Bzdelik, guaranteed $1.5 million for the third and final year of his contract next season, appears safe for 2004-05.


But Vandeweghe said earlier this week he won't consider an extension for Bzdelik this off-season.


"He's our coach," said Vande- weghe, repeating what he often has said since the end of the season. "He has a contract for next year."


Vandeweghe anticipates that, next season, it will be much more difficult to sneak up on opponents. Playing in the rugged Western Conference, it won't be easy for the Nuggets to pass any of the seven teams that finished ahead of them.


Still, Vandeweghe says it's all about the future, and next season is just another step. But team officials don't mind savoring the big steps that have been taken.


"(The Nuggets are) getting back on the front page," said John MacLeod, a Nuggets assistant for three seasons before leaving the team a month ago. "I used to take (Vandeweghe) the sports page and we'd be on page nine, 10 or 12. He'd say we've got to get on the front page."

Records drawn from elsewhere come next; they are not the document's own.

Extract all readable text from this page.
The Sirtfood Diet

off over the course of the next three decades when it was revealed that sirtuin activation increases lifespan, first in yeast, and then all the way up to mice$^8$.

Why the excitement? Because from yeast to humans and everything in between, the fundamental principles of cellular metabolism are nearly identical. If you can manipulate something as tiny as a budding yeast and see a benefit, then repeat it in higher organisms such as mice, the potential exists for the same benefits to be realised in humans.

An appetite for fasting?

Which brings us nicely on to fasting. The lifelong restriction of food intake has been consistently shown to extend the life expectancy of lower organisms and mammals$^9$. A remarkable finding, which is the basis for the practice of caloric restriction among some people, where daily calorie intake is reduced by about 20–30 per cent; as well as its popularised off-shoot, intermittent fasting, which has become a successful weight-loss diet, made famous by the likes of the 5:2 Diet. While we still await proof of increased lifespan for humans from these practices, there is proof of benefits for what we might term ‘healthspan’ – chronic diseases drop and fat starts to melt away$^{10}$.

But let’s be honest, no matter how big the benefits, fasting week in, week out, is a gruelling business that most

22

Extra! Extra! The news is spreading. Kinko's has a branch at the Pepsi Center that never closes.


Meet Kiki Vandeweghe


• Position: Hired as general manager of the Denver Nuggets on Aug. 9, 2001.


• Age: 45.


• Alma mater: UCLA, 1980.


• Playing career: UCLA, 1976-80. Averaged 19.5 points as a senior and led the Bruins to the NCAA le game . . . NBA, 1980-93. Averaged 19.7 points. Played for the Nuggets from 1980 to 1984, finishing second in the NBA in scoring in 1982-83 with a 26.7 average and third in 1983-84 at 29.4.


• Post-playing career: Partner in financial planning and beverage businesses . . . Ran basketball clinics and conducted workouts with NBA players and prospects . . . Assistant coach and director of player development for the Dallas Mavericks from 1999 to 2001.

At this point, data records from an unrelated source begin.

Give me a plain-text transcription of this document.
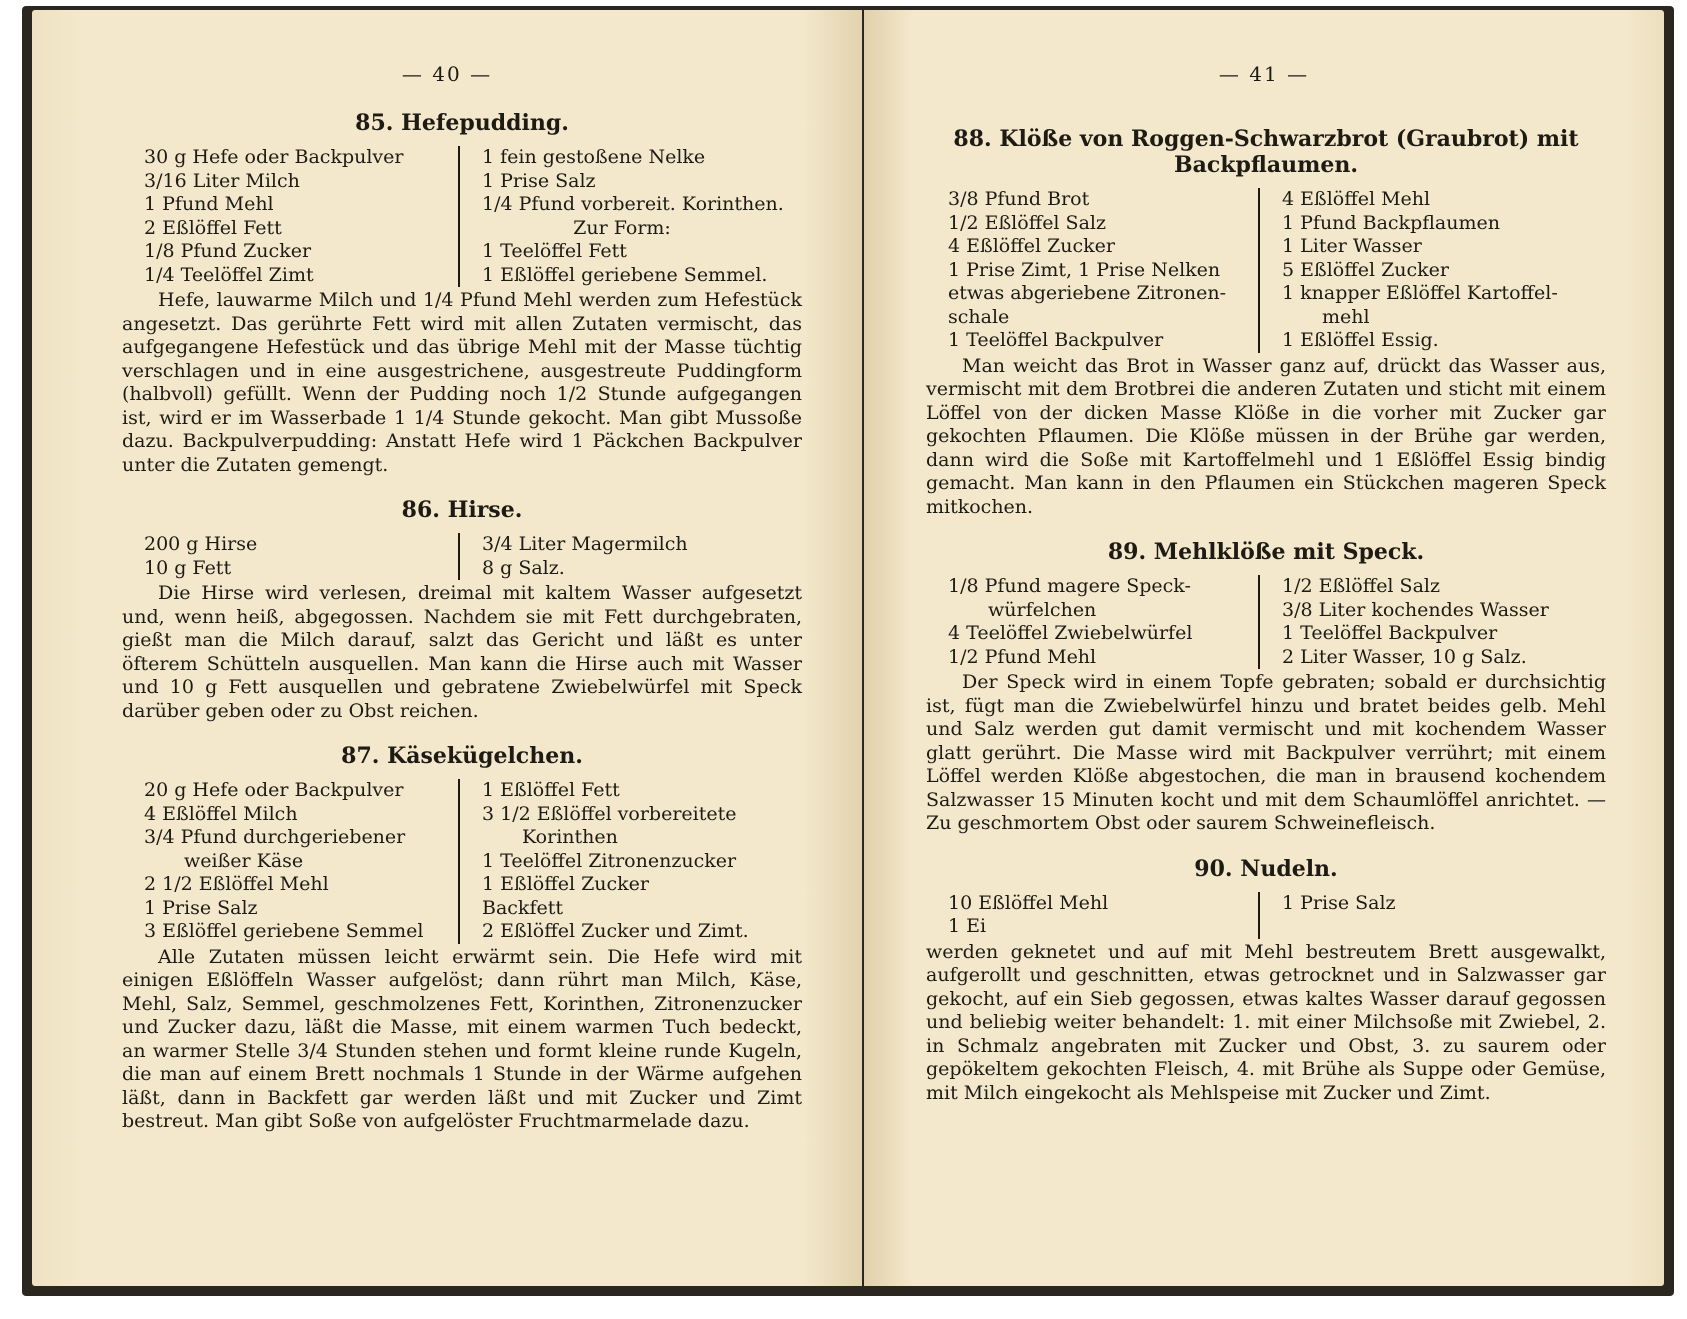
— 40 —
85. Hefepudding.
30 g Hefe oder Backpulver
3/16 Liter Milch
1 Pfund Mehl
2 Eßlöffel Fett
1/8 Pfund Zucker
1/4 Teelöffel Zimt
1 fein gestoßene Nelke
1 Prise Salz
1/4 Pfund vorbereit. Korinthen.
Zur Form:
1 Teelöffel Fett
1 Eßlöffel geriebene Semmel.

Hefe, lauwarme Milch und 1/4 Pfund Mehl werden zum Hefestück angesetzt. Das gerührte Fett wird mit allen Zutaten vermischt, das aufgegangene Hefestück und das übrige Mehl mit der Masse tüchtig verschlagen und in eine ausgestrichene, ausgestreute Puddingform (halbvoll) gefüllt. Wenn der Pudding noch 1/2 Stunde aufgegangen ist, wird er im Wasserbade 1 1/4 Stunde gekocht. Man gibt Mussoße dazu. Backpulverpudding: Anstatt Hefe wird 1 Päckchen Backpulver unter die Zutaten gemengt.

86. Hirse.
200 g Hirse
10 g Fett
3/4 Liter Magermilch
8 g Salz.

Die Hirse wird verlesen, dreimal mit kaltem Wasser aufgesetzt und, wenn heiß, abgegossen. Nachdem sie mit Fett durchgebraten, gießt man die Milch darauf, salzt das Gericht und läßt es unter öfterem Schütteln ausquellen. Man kann die Hirse auch mit Wasser und 10 g Fett ausquellen und gebratene Zwiebelwürfel mit Speck darüber geben oder zu Obst reichen.

87. Käsekügelchen.
20 g Hefe oder Backpulver
4 Eßlöffel Milch
3/4 Pfund durchgeriebener
weißer Käse
2 1/2 Eßlöffel Mehl
1 Prise Salz
3 Eßlöffel geriebene Semmel
1 Eßlöffel Fett
3 1/2 Eßlöffel vorbereitete
Korinthen
1 Teelöffel Zitronenzucker
1 Eßlöffel Zucker
Backfett
2 Eßlöffel Zucker und Zimt.

Alle Zutaten müssen leicht erwärmt sein. Die Hefe wird mit einigen Eßlöffeln Wasser aufgelöst; dann rührt man Milch, Käse, Mehl, Salz, Semmel, geschmolzenes Fett, Korinthen, Zitronenzucker und Zucker dazu, läßt die Masse, mit einem warmen Tuch bedeckt, an warmer Stelle 3/4 Stunden stehen und formt kleine runde Kugeln, die man auf einem Brett nochmals 1 Stunde in der Wärme aufgehen läßt, dann in Backfett gar werden läßt und mit Zucker und Zimt bestreut. Man gibt Soße von aufgelöster Fruchtmarmelade dazu.

— 41 —
88. Klöße von Roggen-Schwarzbrot (Graubrot) mit Backpflaumen.
3/8 Pfund Brot
1/2 Eßlöffel Salz
4 Eßlöffel Zucker
1 Prise Zimt, 1 Prise Nelken
etwas abgeriebene Zitronen-
schale
1 Teelöffel Backpulver
4 Eßlöffel Mehl
1 Pfund Backpflaumen
1 Liter Wasser
5 Eßlöffel Zucker
1 knapper Eßlöffel Kartoffel-
mehl
1 Eßlöffel Essig.

Man weicht das Brot in Wasser ganz auf, drückt das Wasser aus, vermischt mit dem Brotbrei die anderen Zutaten und sticht mit einem Löffel von der dicken Masse Klöße in die vorher mit Zucker gar gekochten Pflaumen. Die Klöße müssen in der Brühe gar werden, dann wird die Soße mit Kartoffelmehl und 1 Eßlöffel Essig bindig gemacht. Man kann in den Pflaumen ein Stückchen mageren Speck mitkochen.

89. Mehlklöße mit Speck.
1/8 Pfund magere Speck-
würfelchen
4 Teelöffel Zwiebelwürfel
1/2 Pfund Mehl
1/2 Eßlöffel Salz
3/8 Liter kochendes Wasser
1 Teelöffel Backpulver
2 Liter Wasser, 10 g Salz.

Der Speck wird in einem Topfe gebraten; sobald er durchsichtig ist, fügt man die Zwiebelwürfel hinzu und bratet beides gelb. Mehl und Salz werden gut damit vermischt und mit kochendem Wasser glatt gerührt. Die Masse wird mit Backpulver verrührt; mit einem Löffel werden Klöße abgestochen, die man in brausend kochendem Salzwasser 15 Minuten kocht und mit dem Schaumlöffel anrichtet. — Zu geschmortem Obst oder saurem Schweinefleisch.

90. Nudeln.
10 Eßlöffel Mehl
1 Ei
1 Prise Salz

werden geknetet und auf mit Mehl bestreutem Brett ausgewalkt, aufgerollt und geschnitten, etwas getrocknet und in Salzwasser gar gekocht, auf ein Sieb gegossen, etwas kaltes Wasser darauf gegossen und beliebig weiter behandelt: 1. mit einer Milchsoße mit Zwiebel, 2. in Schmalz angebraten mit Zucker und Obst, 3. zu saurem oder gepökeltem gekochten Fleisch, 4. mit Brühe als Suppe oder Gemüse, mit Milch eingekocht als Mehlspeise mit Zucker und Zimt.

• Outside the box: Considered a creative thinker by those in the NBA . . . Has made several bold trades to clear salary-cap room and rebuild the Nuggets . . . Started the Nuggets' open tryout camp, the third of which is scheduled for today.


• Family: Wife, Peggy. Infant son, Ernest Maurice IV. Father, Dr. Ernest Maurice Vandeweghe II (played in the NBA from 1946 to 1955). Mother, Colleen (former Miss America).